Prabhudas Lilladher's research report on Tech Mahindra
The quarterly performance exceeded our expectations on the topline with few verticals BFSI and Healthcare growing at 2.7% and 4.5% QoQ CC, above the consol level. The turnaround is progressing well on the notable wins and balancing business mix from Telecom dominated earlier. The robust deal TCV of USD745m is a combination of broad-based wins across verticals and geographies, derived through multiple channel partners, advisory and onboarding senior resources for scaling strategic accounts, translates to better win-rates. However, the nature of the deals is dominated largely on the vendor consolidation and cost-takeout side, which implies the discretionary programs are still deprioritized. The key verticals (Comm and Manufacturing) are still under stress that is evident through weak Q3 performance, but the pipeline is improving. The progress on cost rationalization was yet again remarkable with operating margins are tad below our estimates. We believe, the constructive recovery in growth and margin profile is a function of strategic initiatives laid out by the company coupled with improving economic indicators. Q4 margins would be under pressure with scheduled wage hike (impact of ~100-150bps QoQ), while the management believes to recoup the drag through FPP and automation.
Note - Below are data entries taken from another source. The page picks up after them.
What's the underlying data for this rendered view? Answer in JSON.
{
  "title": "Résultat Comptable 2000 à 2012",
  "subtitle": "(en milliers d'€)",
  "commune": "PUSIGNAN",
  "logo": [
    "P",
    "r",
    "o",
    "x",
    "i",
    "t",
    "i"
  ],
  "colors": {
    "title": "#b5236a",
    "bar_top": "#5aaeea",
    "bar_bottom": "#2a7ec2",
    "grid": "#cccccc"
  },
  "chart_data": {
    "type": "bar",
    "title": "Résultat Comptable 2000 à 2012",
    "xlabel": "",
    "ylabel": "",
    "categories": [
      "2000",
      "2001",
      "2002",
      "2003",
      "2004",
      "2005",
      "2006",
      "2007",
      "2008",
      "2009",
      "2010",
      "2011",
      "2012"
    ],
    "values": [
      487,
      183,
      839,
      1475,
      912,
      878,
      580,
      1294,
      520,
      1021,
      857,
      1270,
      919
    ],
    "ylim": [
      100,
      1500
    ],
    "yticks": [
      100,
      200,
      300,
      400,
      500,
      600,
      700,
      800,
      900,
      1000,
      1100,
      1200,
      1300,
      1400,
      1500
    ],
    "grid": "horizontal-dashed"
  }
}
We are passing on Q3 topline beat, while considering the facts of Comviva seasonality and missing furlough in Q4, we are revising our topline growth to 1.6% CC YoY (1.0% earlier) in FY25E. We envisaged CC revenue growth of 5.1%/8.2% with EBIT margins of 12.1% and 14.6% for FY26E/FY27E. Despite passing on Q3 topline beat, our EPS numbers are seeing a cut of 1.0%/1.5% for FY26E/FY27E due to meaningful forex headwinds. The valuations factored in all the positives, retain “ACCUMULATE”.
Outlook
We believe the company’s laid-out strategy to drive a balanced portfolio mix with reduced dependency on communications is a positive. Although the company has made notable progress in chasing large deals and winning rates, the growth engines are yet to get fueled on the core segments. We believe all positives are factored into the CMP. The stock is currently trading at 21x FY27E, we are assigning P/E of 22x to FY27E with a target price of INR 1,760. We maintain “ACCUMULATE” rating.